In its preliminary report, the NTSB concluded that biomechanical feedback to the collective control contributed to the aircraft's vibration. The cyclic control was equipped with a biomechanical feedback filter to prevent unintended inputs, but the collective control was not so equipped, resulting in a feedback loop which worsened the 6 Hz vibration.

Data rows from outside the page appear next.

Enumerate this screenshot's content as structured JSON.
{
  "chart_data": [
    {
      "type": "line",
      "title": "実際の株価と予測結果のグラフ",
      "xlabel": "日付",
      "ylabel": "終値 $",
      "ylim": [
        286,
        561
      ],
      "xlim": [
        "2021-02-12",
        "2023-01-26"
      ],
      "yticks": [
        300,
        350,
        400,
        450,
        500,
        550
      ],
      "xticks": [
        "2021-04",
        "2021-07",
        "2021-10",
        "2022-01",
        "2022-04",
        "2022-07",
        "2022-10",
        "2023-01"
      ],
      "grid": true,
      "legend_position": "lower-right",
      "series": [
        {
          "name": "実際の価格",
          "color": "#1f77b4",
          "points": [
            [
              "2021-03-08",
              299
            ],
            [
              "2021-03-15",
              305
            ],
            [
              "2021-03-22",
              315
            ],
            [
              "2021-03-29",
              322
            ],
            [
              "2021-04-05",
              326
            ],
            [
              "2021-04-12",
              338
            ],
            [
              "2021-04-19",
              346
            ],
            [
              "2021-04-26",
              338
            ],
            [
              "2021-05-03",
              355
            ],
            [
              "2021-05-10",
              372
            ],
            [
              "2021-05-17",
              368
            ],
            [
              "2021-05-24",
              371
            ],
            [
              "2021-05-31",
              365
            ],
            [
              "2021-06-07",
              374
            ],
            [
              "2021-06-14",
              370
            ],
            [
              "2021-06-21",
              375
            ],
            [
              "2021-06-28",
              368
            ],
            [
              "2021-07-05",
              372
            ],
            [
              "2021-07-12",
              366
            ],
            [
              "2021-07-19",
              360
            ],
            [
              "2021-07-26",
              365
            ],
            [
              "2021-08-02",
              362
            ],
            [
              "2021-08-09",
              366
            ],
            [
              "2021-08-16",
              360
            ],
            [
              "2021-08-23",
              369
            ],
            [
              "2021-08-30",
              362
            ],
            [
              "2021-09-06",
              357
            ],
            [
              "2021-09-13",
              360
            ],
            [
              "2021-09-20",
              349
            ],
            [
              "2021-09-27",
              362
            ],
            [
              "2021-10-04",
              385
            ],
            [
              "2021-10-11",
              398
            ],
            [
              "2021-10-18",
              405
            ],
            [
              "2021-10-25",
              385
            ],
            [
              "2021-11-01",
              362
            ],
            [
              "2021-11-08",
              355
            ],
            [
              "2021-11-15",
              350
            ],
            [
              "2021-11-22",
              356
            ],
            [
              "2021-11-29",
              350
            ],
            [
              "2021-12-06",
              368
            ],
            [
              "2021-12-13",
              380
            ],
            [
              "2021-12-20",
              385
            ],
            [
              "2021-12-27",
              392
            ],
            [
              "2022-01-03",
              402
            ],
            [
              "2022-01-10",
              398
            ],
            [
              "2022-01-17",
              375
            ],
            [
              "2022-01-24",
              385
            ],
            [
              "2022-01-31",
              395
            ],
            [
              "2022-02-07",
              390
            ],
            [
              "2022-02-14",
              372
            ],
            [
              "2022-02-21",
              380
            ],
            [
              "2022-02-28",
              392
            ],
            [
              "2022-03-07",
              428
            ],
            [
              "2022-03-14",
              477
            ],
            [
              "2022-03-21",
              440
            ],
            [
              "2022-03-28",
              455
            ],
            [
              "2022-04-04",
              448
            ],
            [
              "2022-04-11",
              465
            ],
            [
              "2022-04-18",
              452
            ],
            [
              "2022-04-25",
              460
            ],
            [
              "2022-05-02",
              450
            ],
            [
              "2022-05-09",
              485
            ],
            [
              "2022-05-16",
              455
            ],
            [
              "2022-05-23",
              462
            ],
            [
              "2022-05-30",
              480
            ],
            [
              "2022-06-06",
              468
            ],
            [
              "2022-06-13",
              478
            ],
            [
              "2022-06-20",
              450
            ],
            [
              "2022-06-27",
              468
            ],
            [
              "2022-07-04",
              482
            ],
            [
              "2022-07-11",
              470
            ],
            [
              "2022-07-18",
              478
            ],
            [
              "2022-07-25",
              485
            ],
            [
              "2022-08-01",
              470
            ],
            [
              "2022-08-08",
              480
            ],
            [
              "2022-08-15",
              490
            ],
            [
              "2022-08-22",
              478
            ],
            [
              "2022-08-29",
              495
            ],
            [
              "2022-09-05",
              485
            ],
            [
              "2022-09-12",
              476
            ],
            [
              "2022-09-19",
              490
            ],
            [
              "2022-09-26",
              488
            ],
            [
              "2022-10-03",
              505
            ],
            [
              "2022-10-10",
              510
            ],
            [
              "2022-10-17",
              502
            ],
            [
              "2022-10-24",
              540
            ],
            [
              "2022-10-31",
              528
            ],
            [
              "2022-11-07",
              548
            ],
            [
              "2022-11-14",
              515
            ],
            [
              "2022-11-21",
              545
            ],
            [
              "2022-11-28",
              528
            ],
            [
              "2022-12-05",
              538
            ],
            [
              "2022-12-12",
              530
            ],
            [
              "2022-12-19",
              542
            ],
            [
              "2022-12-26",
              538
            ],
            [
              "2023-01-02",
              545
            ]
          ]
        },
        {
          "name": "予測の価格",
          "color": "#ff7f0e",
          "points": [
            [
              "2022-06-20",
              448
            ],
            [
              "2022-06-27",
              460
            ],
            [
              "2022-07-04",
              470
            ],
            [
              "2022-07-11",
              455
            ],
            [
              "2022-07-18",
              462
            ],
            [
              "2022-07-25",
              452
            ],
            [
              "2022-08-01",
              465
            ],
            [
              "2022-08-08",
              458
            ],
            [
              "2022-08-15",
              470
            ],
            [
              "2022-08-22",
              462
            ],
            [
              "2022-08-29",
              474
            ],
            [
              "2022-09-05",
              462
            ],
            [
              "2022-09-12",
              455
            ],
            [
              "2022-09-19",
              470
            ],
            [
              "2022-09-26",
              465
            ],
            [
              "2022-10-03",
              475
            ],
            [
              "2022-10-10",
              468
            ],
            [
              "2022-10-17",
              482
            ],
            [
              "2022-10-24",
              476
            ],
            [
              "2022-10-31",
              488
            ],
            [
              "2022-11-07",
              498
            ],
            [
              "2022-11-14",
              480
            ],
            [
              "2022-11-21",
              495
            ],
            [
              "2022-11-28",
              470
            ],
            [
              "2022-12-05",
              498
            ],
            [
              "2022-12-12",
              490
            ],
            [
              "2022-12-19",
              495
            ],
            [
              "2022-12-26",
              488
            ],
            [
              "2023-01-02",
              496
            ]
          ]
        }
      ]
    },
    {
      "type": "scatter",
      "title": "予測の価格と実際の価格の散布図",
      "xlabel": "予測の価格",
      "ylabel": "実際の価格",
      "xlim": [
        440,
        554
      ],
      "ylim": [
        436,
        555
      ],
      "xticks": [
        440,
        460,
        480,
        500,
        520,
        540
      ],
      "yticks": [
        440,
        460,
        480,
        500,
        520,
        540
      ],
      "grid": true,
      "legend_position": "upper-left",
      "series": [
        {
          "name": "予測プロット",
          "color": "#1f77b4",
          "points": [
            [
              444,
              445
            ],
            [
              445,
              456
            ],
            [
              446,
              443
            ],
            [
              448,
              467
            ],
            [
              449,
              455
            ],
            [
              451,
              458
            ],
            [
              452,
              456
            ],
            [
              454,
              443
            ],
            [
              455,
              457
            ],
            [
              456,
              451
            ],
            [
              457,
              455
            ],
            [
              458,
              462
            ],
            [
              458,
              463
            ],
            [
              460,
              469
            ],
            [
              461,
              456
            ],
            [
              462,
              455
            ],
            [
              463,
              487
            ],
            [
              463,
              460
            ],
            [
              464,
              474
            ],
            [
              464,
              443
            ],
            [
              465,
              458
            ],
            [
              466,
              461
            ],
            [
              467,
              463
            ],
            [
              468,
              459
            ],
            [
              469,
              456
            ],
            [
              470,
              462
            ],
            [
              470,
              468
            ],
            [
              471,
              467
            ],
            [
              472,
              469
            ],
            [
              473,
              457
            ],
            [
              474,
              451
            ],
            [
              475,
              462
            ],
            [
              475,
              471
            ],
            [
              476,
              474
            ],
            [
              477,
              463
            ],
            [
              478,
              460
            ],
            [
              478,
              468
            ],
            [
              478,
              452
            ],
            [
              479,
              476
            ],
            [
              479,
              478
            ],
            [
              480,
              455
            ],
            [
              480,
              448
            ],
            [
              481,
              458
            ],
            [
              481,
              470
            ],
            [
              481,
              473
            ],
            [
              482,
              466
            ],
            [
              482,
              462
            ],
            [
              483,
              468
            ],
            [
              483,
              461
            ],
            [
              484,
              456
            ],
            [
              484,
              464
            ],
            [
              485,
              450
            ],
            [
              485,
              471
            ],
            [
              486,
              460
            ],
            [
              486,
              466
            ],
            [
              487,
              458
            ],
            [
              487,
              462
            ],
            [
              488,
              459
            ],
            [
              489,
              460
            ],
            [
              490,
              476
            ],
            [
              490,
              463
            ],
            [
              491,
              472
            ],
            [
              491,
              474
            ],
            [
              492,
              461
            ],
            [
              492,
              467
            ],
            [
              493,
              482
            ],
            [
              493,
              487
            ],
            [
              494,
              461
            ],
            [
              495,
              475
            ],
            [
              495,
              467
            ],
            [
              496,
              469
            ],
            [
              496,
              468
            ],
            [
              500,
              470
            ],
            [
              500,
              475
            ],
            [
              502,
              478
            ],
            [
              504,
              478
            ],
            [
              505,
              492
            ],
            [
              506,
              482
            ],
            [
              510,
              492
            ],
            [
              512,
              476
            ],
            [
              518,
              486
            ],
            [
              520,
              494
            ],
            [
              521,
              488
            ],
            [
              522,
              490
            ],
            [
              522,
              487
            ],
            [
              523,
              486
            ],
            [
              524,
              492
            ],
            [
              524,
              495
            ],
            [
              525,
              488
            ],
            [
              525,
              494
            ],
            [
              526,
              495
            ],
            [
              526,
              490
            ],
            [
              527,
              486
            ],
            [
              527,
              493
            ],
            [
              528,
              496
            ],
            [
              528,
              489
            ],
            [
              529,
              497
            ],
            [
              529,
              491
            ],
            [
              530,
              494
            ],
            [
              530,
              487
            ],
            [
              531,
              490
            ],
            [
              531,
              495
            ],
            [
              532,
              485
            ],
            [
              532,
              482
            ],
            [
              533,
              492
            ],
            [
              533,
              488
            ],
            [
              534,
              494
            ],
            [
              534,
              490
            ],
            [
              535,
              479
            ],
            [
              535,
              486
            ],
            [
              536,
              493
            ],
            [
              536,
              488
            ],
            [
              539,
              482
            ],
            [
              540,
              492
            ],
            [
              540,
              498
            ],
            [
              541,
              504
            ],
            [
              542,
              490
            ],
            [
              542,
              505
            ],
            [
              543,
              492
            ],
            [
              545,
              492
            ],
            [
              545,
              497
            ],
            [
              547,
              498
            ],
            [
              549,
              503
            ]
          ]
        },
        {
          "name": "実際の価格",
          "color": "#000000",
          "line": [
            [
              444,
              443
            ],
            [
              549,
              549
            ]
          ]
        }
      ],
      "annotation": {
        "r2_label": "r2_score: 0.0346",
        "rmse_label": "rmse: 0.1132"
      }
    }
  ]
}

In addition, the prototype 525's attitude and heading reference system (AHRS) was designed to detect and respond to uncommanded accelerations to reduce their effects, such as external buffeting from winds. Flight telemetry indicated the AHRS responded to the initial 6 Hz vibration by effectively commanding a "cyclic stir", as if the cyclic stick had been moved in a stirring motion. This also resulted in a feedback loop which exacerbated the main rotor "scissors mode" vibration. The NTSB concluded "both of [the feedback loops] occurred due to the lack of protections in the flight-control laws against the sustainment and growth of adverse feedback loops when the 6-hertz airframe vibration initiated."

==Aftermath==
Postcrash interviews with the manufacturer test pilots and engineers indicated the vibration could have been corrected by lowering the collective or by exiting the OEI mode, either of which could have restored rotor rotation speed and eliminated the "scissors mode" vibration. The NTSB noted that existing visual alerts to low rotor rotation speed may have been affected by the severe vertical vibration; because no distinctive aural warning tone was available and the increased collective control friction may not have been detected, the crew may not have realized the rotor rotation speed was low and did not respond accordingly, concluding that "the lack of an automated safeguard in the modified one-engine-inoperative software used during flight testing to exit at a critical [rotor rotation speed] threshold" and "the lack of distinct and unambiguous cues for low [rotor rotation speed]" further contributed to the inability to maintain control.

After the accident, Bell amended the control paradigm, improving the filter on side-stick collective inputs to block transmission of stick vibrations to the rotor system. Filtering was also added to the AHRS system to account for gusts and maneuver loads. Prior to returning the 525 to flight, Bell also made the onboard voice and flight data recorder operational, recorded and archived all communication between the flight and ground crews, and installed cockpit video cameras.

In 2018, the NTSB issued a recommendation to the Flight Test Safety Committee to develop guidance for the use of cockpit voice and flight data recorders during test flights.